Jeff Overton’s Official World Golf Ranking profile has been inactive for so long, it contains a glaring error:
WORLD NUMBER -2147483648
Clearly, Overton isn’t negatively ranked; he’s actually unranked. The 39-year-old former Ryder Cupper hasn’t logged a world-ranked start since February 2017 when he missed the cut at the Honda Classic. After that start, he underwent back surgery, which led to the scariest moment of his career, a spinal infection that jeopardized not only his life but his golf future.
More than five years later, though, Overton has overcome the odds and returned to the PGA Tour. He will make his return at this week’s 3M Open on a sponsor exemption.
“It's very emotional. It's been an extremely difficult journey the last five-and-a-half years,” Overton told Golf Channel's Kira K. Dixon on Wednesday from TPC Twin Cities.

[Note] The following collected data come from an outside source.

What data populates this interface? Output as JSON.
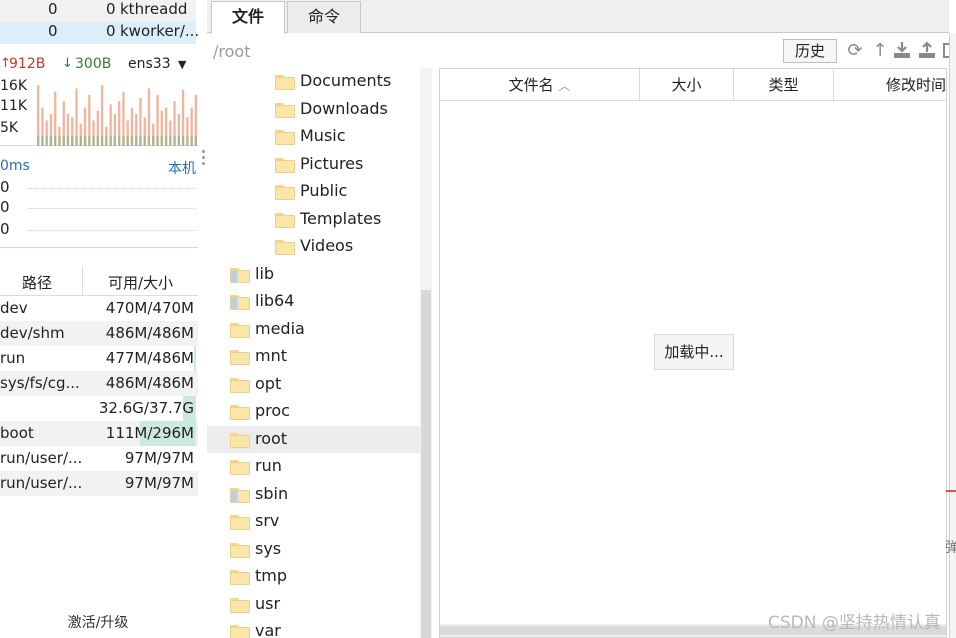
{
  "processes": [
    {
      "col1": "0",
      "col2": "0",
      "name": "kthreadd"
    },
    {
      "col1": "0",
      "col2": "0",
      "name": "kworker/..."
    }
  ],
  "network": {
    "up": "912B",
    "down": "300B",
    "interface": "ens33",
    "y_labels": [
      "16K",
      "11K",
      "5K"
    ],
    "up_color": "#f2b49a",
    "down_color": "#9ab58a",
    "bars_up": [
      0.95,
      0.6,
      0.4,
      0.5,
      0.85,
      0.3,
      0.7,
      0.5,
      0.45,
      0.9,
      0.35,
      0.6,
      0.8,
      0.4,
      0.55,
      0.95,
      0.3,
      0.65,
      0.5,
      0.7,
      0.85,
      0.4,
      0.6,
      0.5,
      0.75,
      0.45,
      0.9,
      0.35,
      0.8,
      0.55,
      0.6,
      0.4,
      0.7,
      0.5,
      0.88,
      0.45,
      0.6,
      0.8
    ]
  },
  "latency": {
    "left": "0ms",
    "right": "本机",
    "values": [
      "0",
      "0",
      "0"
    ]
  },
  "disks": {
    "headers": {
      "path": "路径",
      "size": "可用/大小"
    },
    "rows": [
      {
        "path": "dev",
        "size": "470M/470M",
        "used": 0.0
      },
      {
        "path": "dev/shm",
        "size": "486M/486M",
        "used": 0.0
      },
      {
        "path": "run",
        "size": "477M/486M",
        "used": 0.02
      },
      {
        "path": "sys/fs/cg...",
        "size": "486M/486M",
        "used": 0.0
      },
      {
        "path": "",
        "size": "32.6G/37.7G",
        "used": 0.14
      },
      {
        "path": "boot",
        "size": "111M/296M",
        "used": 0.62
      },
      {
        "path": "run/user/...",
        "size": "97M/97M",
        "used": 0.0
      },
      {
        "path": "run/user/...",
        "size": "97M/97M",
        "used": 0.0
      }
    ],
    "used_color": "#cde8df"
  },
  "upgrade_label": "激活/升级",
  "tabs": {
    "files": "文件",
    "commands": "命令"
  },
  "path": "/root",
  "history_button": "历史",
  "tree": [
    {
      "name": "Documents",
      "indent": 2,
      "link": false,
      "selected": false
    },
    {
      "name": "Downloads",
      "indent": 2,
      "link": false,
      "selected": false
    },
    {
      "name": "Music",
      "indent": 2,
      "link": false,
      "selected": false
    },
    {
      "name": "Pictures",
      "indent": 2,
      "link": false,
      "selected": false
    },
    {
      "name": "Public",
      "indent": 2,
      "link": false,
      "selected": false
    },
    {
      "name": "Templates",
      "indent": 2,
      "link": false,
      "selected": false
    },
    {
      "name": "Videos",
      "indent": 2,
      "link": false,
      "selected": false
    },
    {
      "name": "lib",
      "indent": 1,
      "link": true,
      "selected": false
    },
    {
      "name": "lib64",
      "indent": 1,
      "link": true,
      "selected": false
    },
    {
      "name": "media",
      "indent": 1,
      "link": false,
      "selected": false
    },
    {
      "name": "mnt",
      "indent": 1,
      "link": false,
      "selected": false
    },
    {
      "name": "opt",
      "indent": 1,
      "link": false,
      "selected": false
    },
    {
      "name": "proc",
      "indent": 1,
      "link": false,
      "selected": false
    },
    {
      "name": "root",
      "indent": 1,
      "link": false,
      "selected": true
    },
    {
      "name": "run",
      "indent": 1,
      "link": false,
      "selected": false
    },
    {
      "name": "sbin",
      "indent": 1,
      "link": true,
      "selected": false
    },
    {
      "name": "srv",
      "indent": 1,
      "link": false,
      "selected": false
    },
    {
      "name": "sys",
      "indent": 1,
      "link": false,
      "selected": false
    },
    {
      "name": "tmp",
      "indent": 1,
      "link": false,
      "selected": false
    },
    {
      "name": "usr",
      "indent": 1,
      "link": false,
      "selected": false
    },
    {
      "name": "var",
      "indent": 1,
      "link": false,
      "selected": false
    }
  ],
  "columns": {
    "name": "文件名",
    "size": "大小",
    "type": "类型",
    "modified": "修改时间"
  },
  "loading_label": "加载中...",
  "edge_glyph": "弹",
  "watermark": "CSDN @坚持热情认真"
}
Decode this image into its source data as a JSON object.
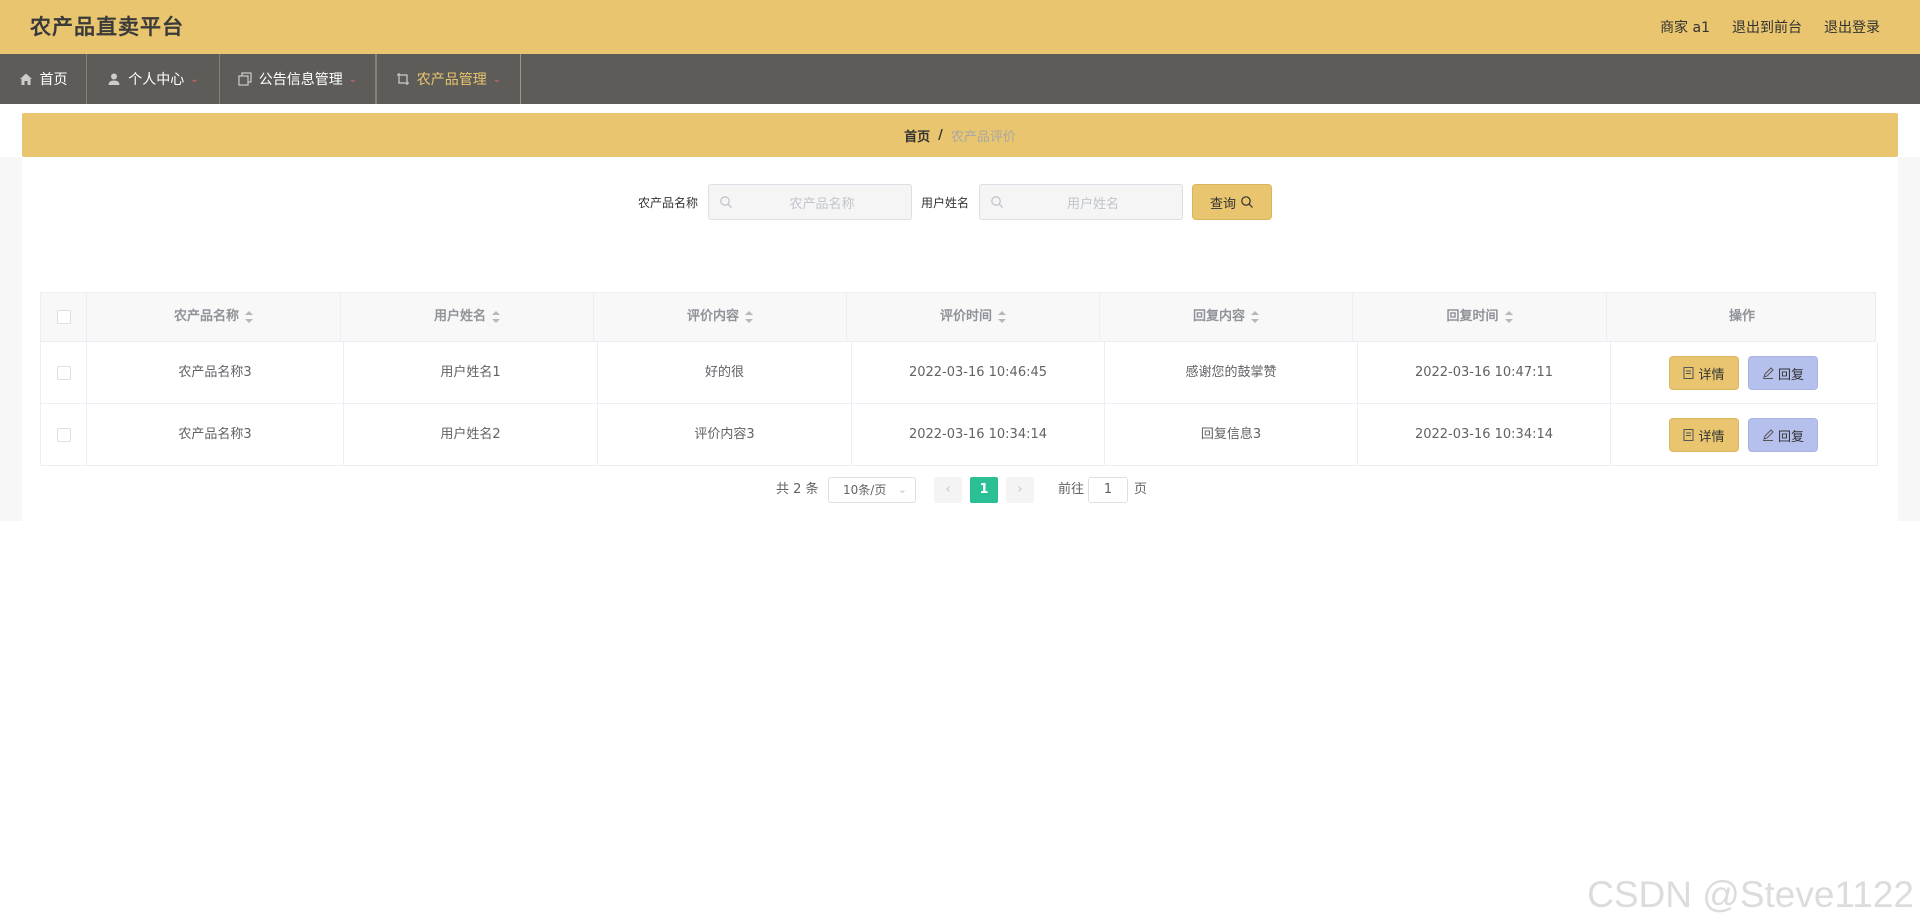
{
  "header": {
    "title": "农产品直卖平台",
    "user": "商家 a1",
    "to_front": "退出到前台",
    "logout": "退出登录"
  },
  "nav": [
    {
      "label": "首页",
      "icon": "home-icon"
    },
    {
      "label": "个人中心",
      "icon": "user-icon"
    },
    {
      "label": "公告信息管理",
      "icon": "copy-icon"
    },
    {
      "label": "农产品管理",
      "icon": "crop-icon"
    }
  ],
  "breadcrumb": {
    "home": "首页",
    "separator": "/",
    "current": "农产品评价"
  },
  "search": {
    "product_label": "农产品名称",
    "product_placeholder": "农产品名称",
    "user_label": "用户姓名",
    "user_placeholder": "用户姓名",
    "query_label": "查询"
  },
  "table": {
    "columns": [
      "农产品名称",
      "用户姓名",
      "评价内容",
      "评价时间",
      "回复内容",
      "回复时间",
      "操作"
    ],
    "rows": [
      {
        "product": "农产品名称3",
        "user": "用户姓名1",
        "content": "好的很",
        "time": "2022-03-16 10:46:45",
        "reply": "感谢您的鼓掌赞",
        "reply_time": "2022-03-16 10:47:11"
      },
      {
        "product": "农产品名称3",
        "user": "用户姓名2",
        "content": "评价内容3",
        "time": "2022-03-16 10:34:14",
        "reply": "回复信息3",
        "reply_time": "2022-03-16 10:34:14"
      }
    ],
    "detail_label": "详情",
    "reply_label": "回复"
  },
  "pagination": {
    "total": "共 2 条",
    "page_size": "10条/页",
    "current_page": "1",
    "goto_label": "前往",
    "goto_value": "1",
    "page_suffix": "页"
  },
  "watermark": "CSDN @Steve1122",
  "colors": {
    "header": "#e8c56e",
    "nav": "#5e5c59",
    "accent_active": "#e8c56e",
    "detail_button": "#e8c56e",
    "reply_button": "#b6c0ec",
    "page_active": "#2bbf95"
  }
}
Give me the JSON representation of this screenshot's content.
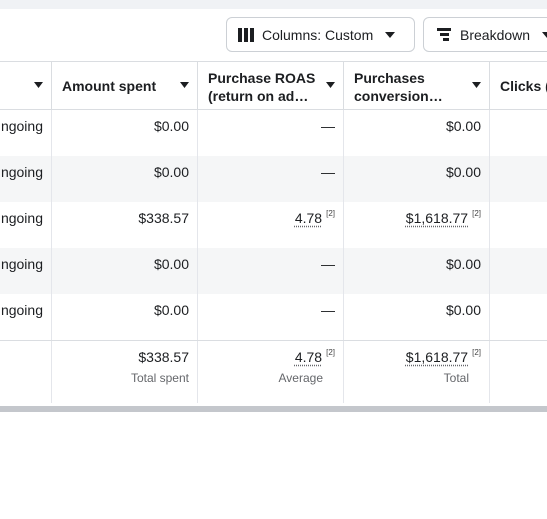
{
  "toolbar": {
    "columns_label": "Columns: Custom",
    "breakdown_label": "Breakdown"
  },
  "headers": {
    "amount_spent": "Amount spent",
    "purchase_roas": "Purchase ROAS (return on ad…",
    "purchases_conversion": "Purchases conversion…",
    "clicks": "Clicks ("
  },
  "rows": [
    {
      "delivery": "ngoing",
      "amount_spent": "$0.00",
      "roas": "—",
      "roas_fn": "",
      "conversion": "$0.00",
      "conversion_fn": ""
    },
    {
      "delivery": "ngoing",
      "amount_spent": "$0.00",
      "roas": "—",
      "roas_fn": "",
      "conversion": "$0.00",
      "conversion_fn": ""
    },
    {
      "delivery": "ngoing",
      "amount_spent": "$338.57",
      "roas": "4.78",
      "roas_fn": "[2]",
      "conversion": "$1,618.77",
      "conversion_fn": "[2]"
    },
    {
      "delivery": "ngoing",
      "amount_spent": "$0.00",
      "roas": "—",
      "roas_fn": "",
      "conversion": "$0.00",
      "conversion_fn": ""
    },
    {
      "delivery": "ngoing",
      "amount_spent": "$0.00",
      "roas": "—",
      "roas_fn": "",
      "conversion": "$0.00",
      "conversion_fn": ""
    }
  ],
  "summary": {
    "amount_spent": "$338.57",
    "amount_spent_sub": "Total spent",
    "roas": "4.78",
    "roas_fn": "[2]",
    "roas_sub": "Average",
    "conversion": "$1,618.77",
    "conversion_fn": "[2]",
    "conversion_sub": "Total"
  },
  "icons": {
    "columns": "columns-icon",
    "breakdown": "breakdown-icon",
    "caret": "caret-down-icon",
    "sort": "sort-caret-icon"
  },
  "colors": {
    "border": "#dadde1",
    "alt_row": "#f5f6f7",
    "muted_text": "#65676b"
  }
}
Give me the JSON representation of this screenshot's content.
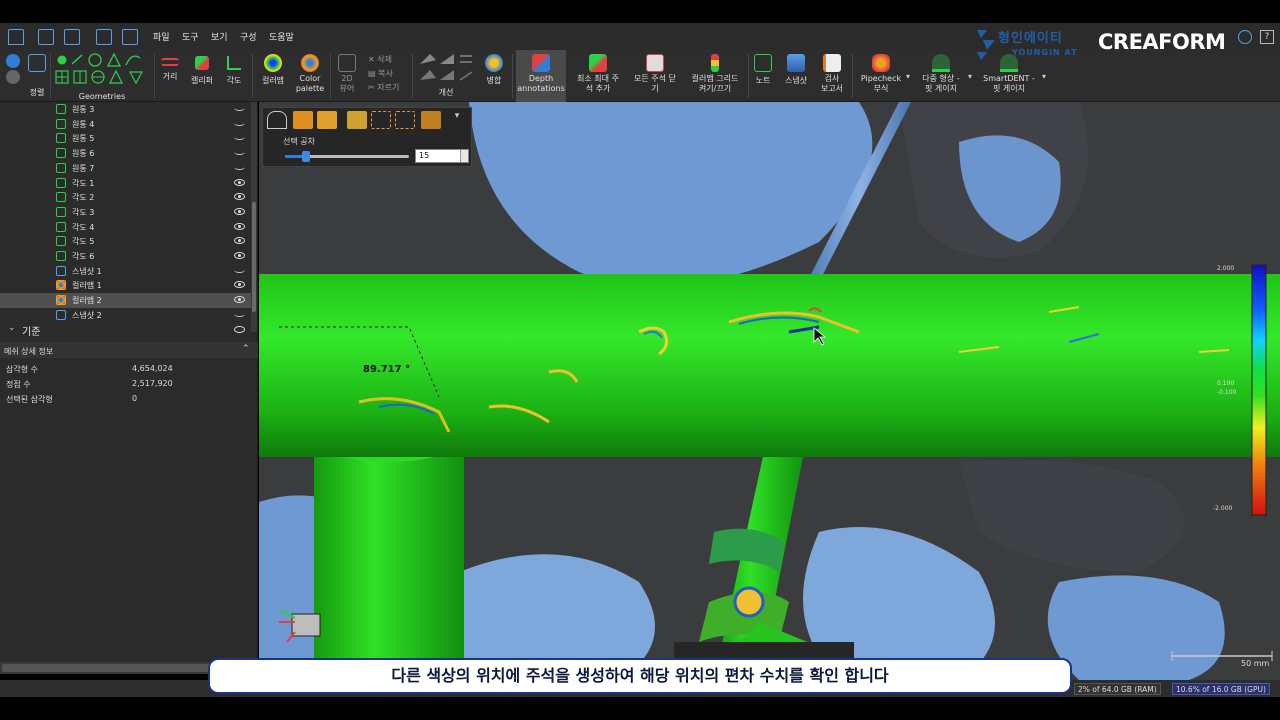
{
  "menubar": {
    "items": [
      "파일",
      "도구",
      "보기",
      "구성",
      "도움말"
    ]
  },
  "brand": {
    "korean": "형인에이티",
    "sub": "YOUNGIN AT",
    "creaform": "CREAFORM"
  },
  "ribbon": {
    "align": "정렬",
    "geometries": "Geometries",
    "distance": "거리",
    "caliper": "캘리퍼",
    "angle": "각도",
    "colormap": "컬러맵",
    "color_palette": "Color\npalette",
    "view2d": "2D\n뷰어",
    "delete": "삭제",
    "copy": "복사",
    "cut": "자르기",
    "improve": "개선",
    "merge": "병합",
    "depth_annotations": "Depth\nannotations",
    "min_max_add": "최소 최대 주\n석 추가",
    "close_all_annotations": "모든 주석 닫\n기",
    "colormap_grid": "컬러맵 그리드\n켜기/끄기",
    "note": "노트",
    "snapshot": "스냅샷",
    "inspection_report": "검사\n보고서",
    "pipecheck": "Pipecheck\n부식",
    "multi_shape": "다중 형상 -\n핏 게이지",
    "smartdent": "SmartDENT -\n핏 게이지"
  },
  "tree": {
    "items": [
      {
        "label": "원통 3",
        "icon": "cylinder-icon",
        "visible": false
      },
      {
        "label": "원통 4",
        "icon": "cylinder-icon",
        "visible": false
      },
      {
        "label": "원통 5",
        "icon": "cylinder-icon",
        "visible": false
      },
      {
        "label": "원통 6",
        "icon": "cylinder-icon",
        "visible": false
      },
      {
        "label": "원통 7",
        "icon": "cylinder-icon",
        "visible": false
      },
      {
        "label": "각도 1",
        "icon": "angle-icon",
        "visible": true
      },
      {
        "label": "각도 2",
        "icon": "angle-icon",
        "visible": true
      },
      {
        "label": "각도 3",
        "icon": "angle-icon",
        "visible": true
      },
      {
        "label": "각도 4",
        "icon": "angle-icon",
        "visible": true
      },
      {
        "label": "각도 5",
        "icon": "angle-icon",
        "visible": true
      },
      {
        "label": "각도 6",
        "icon": "angle-icon",
        "visible": true
      },
      {
        "label": "스냅샷 1",
        "icon": "snapshot-icon",
        "visible": false
      },
      {
        "label": "컬러맵 1",
        "icon": "colormap-icon",
        "visible": true
      },
      {
        "label": "컬러맵 2",
        "icon": "colormap-icon",
        "visible": true,
        "selected": true
      },
      {
        "label": "스냅샷 2",
        "icon": "snapshot-icon",
        "visible": false
      }
    ],
    "reference": "기준"
  },
  "mesh_details": {
    "title": "메쉬 상세 정보",
    "rows": [
      {
        "label": "삼각형 수",
        "value": "4,654,024"
      },
      {
        "label": "정점 수",
        "value": "2,517,920"
      },
      {
        "label": "선택된 삼각형",
        "value": "0"
      }
    ]
  },
  "floating_toolbar": {
    "tolerance_label": "선택 공차",
    "tolerance_value": "15",
    "slider_fraction": 0.17
  },
  "viewport": {
    "angle_annotation": "89.717 °",
    "scale_top": "2.000",
    "scale_mid_upper": "0.100",
    "scale_mid_lower": "-0.100",
    "scale_bottom": "-2.000",
    "scale_bar": "50 mm"
  },
  "status": {
    "ram": "2% of 64.0 GB (RAM)",
    "gpu": "10.6% of 16.0 GB (GPU)"
  },
  "subtitle": "다른 색상의 위치에 주석을 생성하여 해당 위치의 편차 수치를 확인 합니다",
  "colors": {
    "pipe_green": "#22d41a",
    "scan_blue": "#7ea8dc",
    "accent_blue": "#2f7fd8",
    "brand_navy": "#17338a"
  }
}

A talented amateur from Evansville, Indiana, who played on the 2005 U.S. Walker Cup team, Overton made history in 2010 when he joined Rickie Fowler as the first American players to make a Ryder Cup team without owning a PGA Tour victory (“Boom, baby!”). That season Overton notched five top-3 finishes, including three runner-up showings, and cracked the top-50 in the world rankings for the first time.
But Overton has still yet to break through for that elusive first Tour title. While dealing with an ailing back, Overton lost his card after the 2016 season. The next spring he opted for surgery to repair a herniated disc, a minimally invasive procedure that led to a life-threatening spinal infection and emergency surgery.
“After a month in the hospital and acute rehab center, many nights of excruciating pain and uncertainty, two months of IV antibiotics and home health care, we are finally seeing light at the end of the tunnel,” wrote Overton’s wife, Christina, after the harrowing ordeal in May 2017.
Added Overton: "It got into my vertebrae and caused a whole lotta havoc."
Overton said he didn’t touch a golf club for more than two years after being released from the hospital, and it wasn’t until about six months ago that he started swinging his driver. From there, he slowly built back up his game and stamina.
“About six, eight weeks ago I was able to walk 72 holes at Valhalla and figured when I got around pretty close to par for four days on a very good golf course, I was like, you know what, I think I'm going to try and play some golf this year,” said Overton, who played a Monday qualifier for the John Deere Classic a few weeks ago.
Overton’s world-ranked comeback was supposed to come at the Korn Ferry Tour’s Price Cutter Charity Championship, also being contested this week in Springfield, Missouri. But those plans changed last Sunday as Overton and his family – he has two young daughters – were about to board a flight from Florida to Missouri.
His cellphone rang, and on the other line was Hollis Cavner, the 3M’s tournament director, who wanted to extend Overton an exemption. Cavner had heard Overton had been working hard on his game and figured why not give the veteran with more than 30 worldwide top-10s and over 200 cuts made a chance to test himself again at the highest level.
“I'm happy to help a guy,” Cavner told the Star Tribune. “We always like to go to the young guys and help them. To get a guy who has been that good on tour and had an injury, it'd be great to see him come back. It won't be lightning in a bottle because he hasn't had a scorecard and a pencil in his hand in a long time, but I hope he can start playing good again.”
Upon hearing the news, Overton pulled his bags off the carousel, re-booked his flight, arrived in Minneapolis at 2 a.m. Monday.
Now, he's set for his long-awaited PGA Tour return.
"It's hard to exactly describe whenever you've experienced so much pain and whenever you've really just haven't been able to do what you feel like you want to do," Overton said, "but you know, I'm back out here getting to do what I want to do."